Conservation has been the single greatest renewable resource we have seen in the last decades. It has provided more energy than any other new resource. Our usage is so great, that a 10% conservation is like discovering a new Alaska (and all it's oil fields put together.) I'm a little rusty on the actual number, but one of my Professors at Berkeley, Arthur Rosenfeld, measured conservation figures in "Alaskas". That measure is even more important in the Dubya era. So what if there were affordable electric florescents that had daylight colors and didn't flicker and you could just use them, but they were 5 times the efficiency of incandescents? Well, they have them. What if everyone insulated their walls and windows? Turns out to pay most people in about 3 years. We have to have the economy set up so that that works for people. For most people, operating month to month, it doesn't. What if you could take a train anywhere you wanted to go? What if all TV's used LCD, which are much more efficient?
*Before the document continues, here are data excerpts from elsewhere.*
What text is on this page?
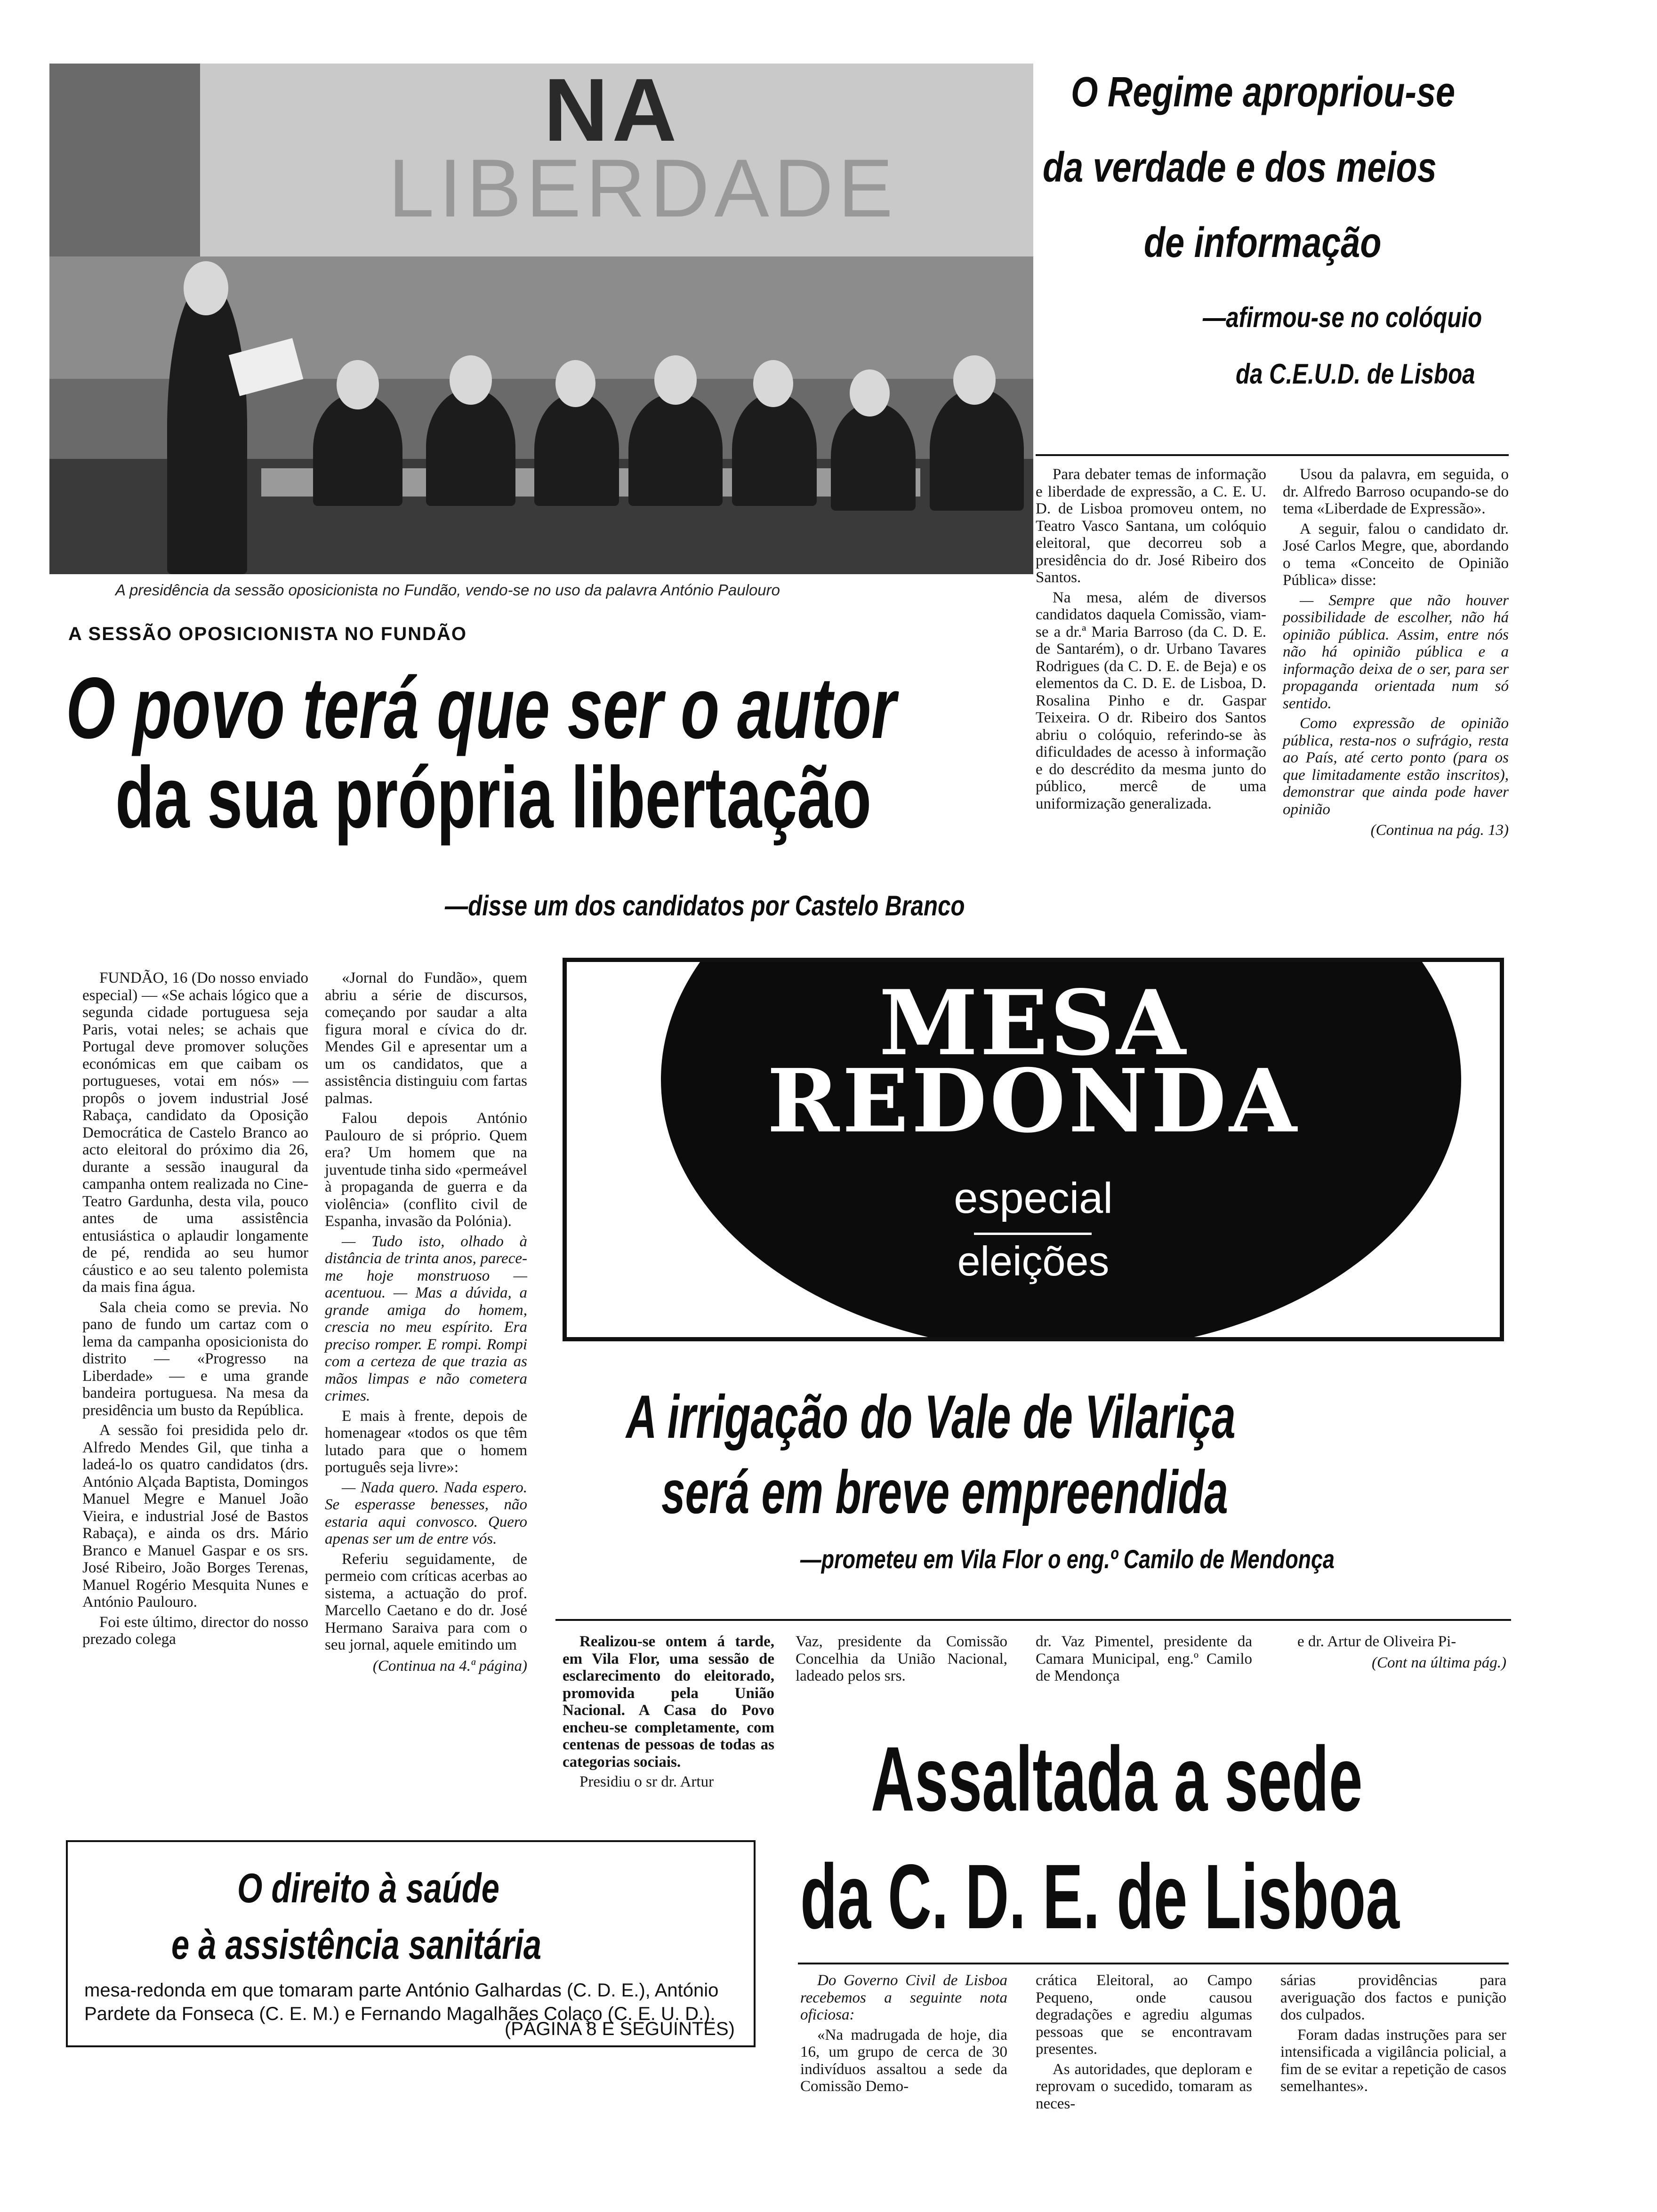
NA
LIBERDADE
A presidência da sessão oposicionista no Fundão, vendo-se no uso da palavra António Paulouro
O Regime apropriou-se
da verdade e dos meios
de informação
—afirmou-se no colóquio
da C.E.U.D. de Lisboa

Para debater temas de informação e liberdade de expressão, a C. E. U. D. de Lisboa promoveu ontem, no Teatro Vasco Santana, um colóquio eleitoral, que decorreu sob a presidência do dr. José Ribeiro dos Santos.

Na mesa, além de diversos candidatos daquela Comissão, viam-se a dr.ª Maria Barroso (da C. D. E. de Santarém), o dr. Urbano Tavares Rodrigues (da C. D. E. de Beja) e os elementos da C. D. E. de Lisboa, D. Rosalina Pinho e dr. Gaspar Teixeira. O dr. Ribeiro dos Santos abriu o colóquio, referindo-se às dificuldades de acesso à informação e do descrédito da mesma junto do público, mercê de uma uniformização generalizada.

Usou da palavra, em seguida, o dr. Alfredo Barroso ocupando-se do tema «Liberdade de Expressão».

A seguir, falou o candidato dr. José Carlos Megre, que, abordando o tema «Conceito de Opinião Pública» disse:

— Sempre que não houver possibilidade de escolher, não há opinião pública. Assim, entre nós não há opinião pública e a informação deixa de o ser, para ser propaganda orientada num só sentido.

Como expressão de opinião pública, resta-nos o sufrágio, resta ao País, até certo ponto (para os que limitadamente estão inscritos), demonstrar que ainda pode haver opinião

(Continua na pág. 13)

A SESSÃO OPOSICIONISTA NO FUNDÃO
O povo terá que ser o autor
da sua própria libertação
—disse um dos candidatos por Castelo Branco

FUNDÃO, 16 (Do nosso enviado especial) — «Se achais lógico que a segunda cidade portuguesa seja Paris, votai neles; se achais que Portugal deve promover soluções económicas em que caibam os portugueses, votai em nós» — propôs o jovem industrial José Rabaça, candidato da Oposição Democrática de Castelo Branco ao acto eleitoral do próximo dia 26, durante a sessão inaugural da campanha ontem realizada no Cine-Teatro Gardunha, desta vila, pouco antes de uma assistência entusiástica o aplaudir longamente de pé, rendida ao seu humor cáustico e ao seu talento polemista da mais fina água.

Sala cheia como se previa. No pano de fundo um cartaz com o lema da campanha oposicionista do distrito — «Progresso na Liberdade» — e uma grande bandeira portuguesa. Na mesa da presidência um busto da República.

A sessão foi presidida pelo dr. Alfredo Mendes Gil, que tinha a ladeá-lo os quatro candidatos (drs. António Alçada Baptista, Domingos Manuel Megre e Manuel João Vieira, e industrial José de Bastos Rabaça), e ainda os drs. Mário Branco e Manuel Gaspar e os srs. José Ribeiro, João Borges Terenas, Manuel Rogério Mesquita Nunes e António Paulouro.

Foi este último, director do nosso prezado colega

«Jornal do Fundão», quem abriu a série de discursos, começando por saudar a alta figura moral e cívica do dr. Mendes Gil e apresentar um a um os candidatos, que a assistência distinguiu com fartas palmas.

Falou depois António Paulouro de si próprio. Quem era? Um homem que na juventude tinha sido «permeável à propaganda de guerra e da violência» (conflito civil de Espanha, invasão da Polónia).

— Tudo isto, olhado à distância de trinta anos, parece-me hoje monstruoso — acentuou. — Mas a dúvida, a grande amiga do homem, crescia no meu espírito. Era preciso romper. E rompi. Rompi com a certeza de que trazia as mãos limpas e não cometera crimes.

E mais à frente, depois de homenagear «todos os que têm lutado para que o homem português seja livre»:

— Nada quero. Nada espero. Se esperasse benesses, não estaria aqui convosco. Quero apenas ser um de entre vós.

Referiu seguidamente, de permeio com críticas acerbas ao sistema, a actuação do prof. Marcello Caetano e do dr. José Hermano Saraiva para com o seu jornal, aquele emitindo um

(Continua na 4.ª página)

MESA
REDONDA
especial
eleições
A irrigação do Vale de Vilariça
será em breve empreendida
—prometeu em Vila Flor o eng.º Camilo de Mendonça

Realizou-se ontem á tarde, em Vila Flor, uma sessão de esclarecimento do eleitorado, promovida pela União Nacional. A Casa do Povo encheu-se completamente, com centenas de pessoas de todas as categorias sociais.

Presidiu o sr dr. Artur

Vaz, presidente da Comissão Concelhia da União Nacional, ladeado pelos srs.

dr. Vaz Pimentel, presidente da Camara Municipal, eng.º Camilo de Mendonça

e dr. Artur de Oliveira Pi-

(Cont na última pág.)

Assaltada a sede
da C. D. E. de Lisboa

Do Governo Civil de Lisboa recebemos a seguinte nota oficiosa:

«Na madrugada de hoje, dia 16, um grupo de cerca de 30 indivíduos assaltou a sede da Comissão Demo-

crática Eleitoral, ao Campo Pequeno, onde causou degradações e agrediu algumas pessoas que se encontravam presentes.

As autoridades, que deploram e reprovam o sucedido, tomaram as neces-

sárias providências para averiguação dos factos e punição dos culpados.

Foram dadas instruções para ser intensificada a vigilância policial, a fim de se evitar a repetição de casos semelhantes».

O direito à saúde
e à assistência sanitária
mesa-redonda em que tomaram parte António Galhardas (C. D. E.), António Pardete da Fonseca (C. E. M.) e Fernando Magalhães Colaço (C. E. U. D.).
(PÁGINA 8 E SEGUINTES)
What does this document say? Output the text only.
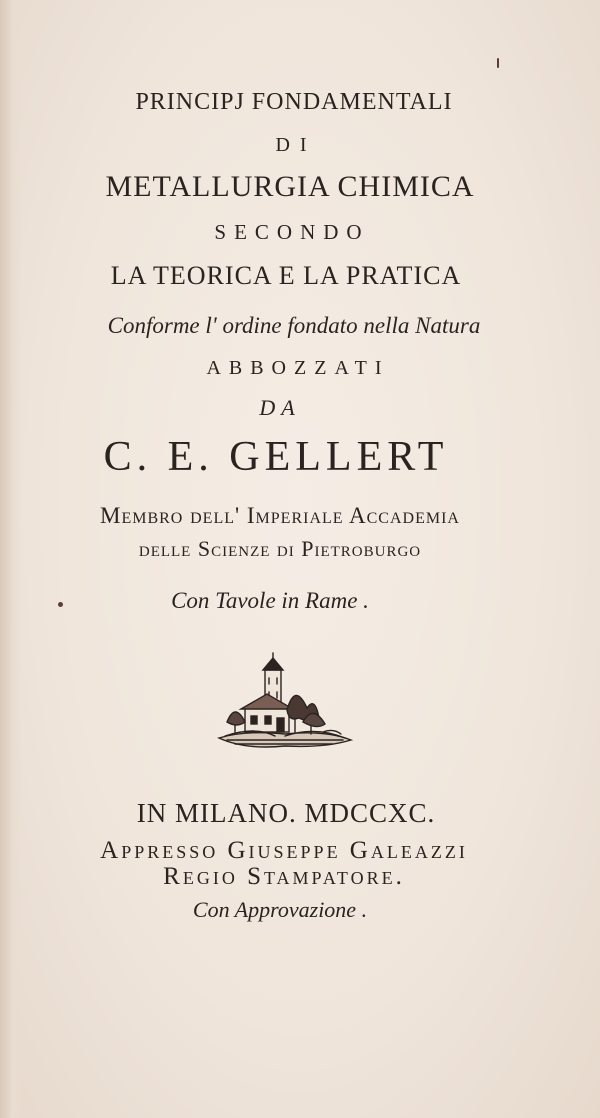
PRINCIPJ FONDAMENTALI
DI
METALLURGIA CHIMICA
SECONDO
LA TEORICA E LA PRATICA
Conforme l' ordine fondato nella Natura
ABBOZZATI
DA
C. E. GELLERT
Membro dell' Imperiale Accademia
delle Scienze di Pietroburgo
Con Tavole in Rame .
IN MILANO. MDCCXC.
Appresso Giuseppe Galeazzi
Regio Stampatore.
Con Approvazione .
So you can still enjoy energy, but the devices must be better and must be amortized correctly. What if you didn't need to get in your car to go shopping or to work every day. etc. etc. I don't commute to work and my quality of life is very high. I drive a car every couple of days. Sometimes I go a week without driving. In Berkeley I rarely drive. In New York, I never drive. And I'm not giving anything up. I'm staying healthy on my bike, and happy on BART or the NYC subway. Americans need to shift attitudes about energy.
Although, as I write this in the cold Winter in Vermont, I burn a wheelbarrow-full of wood per day ...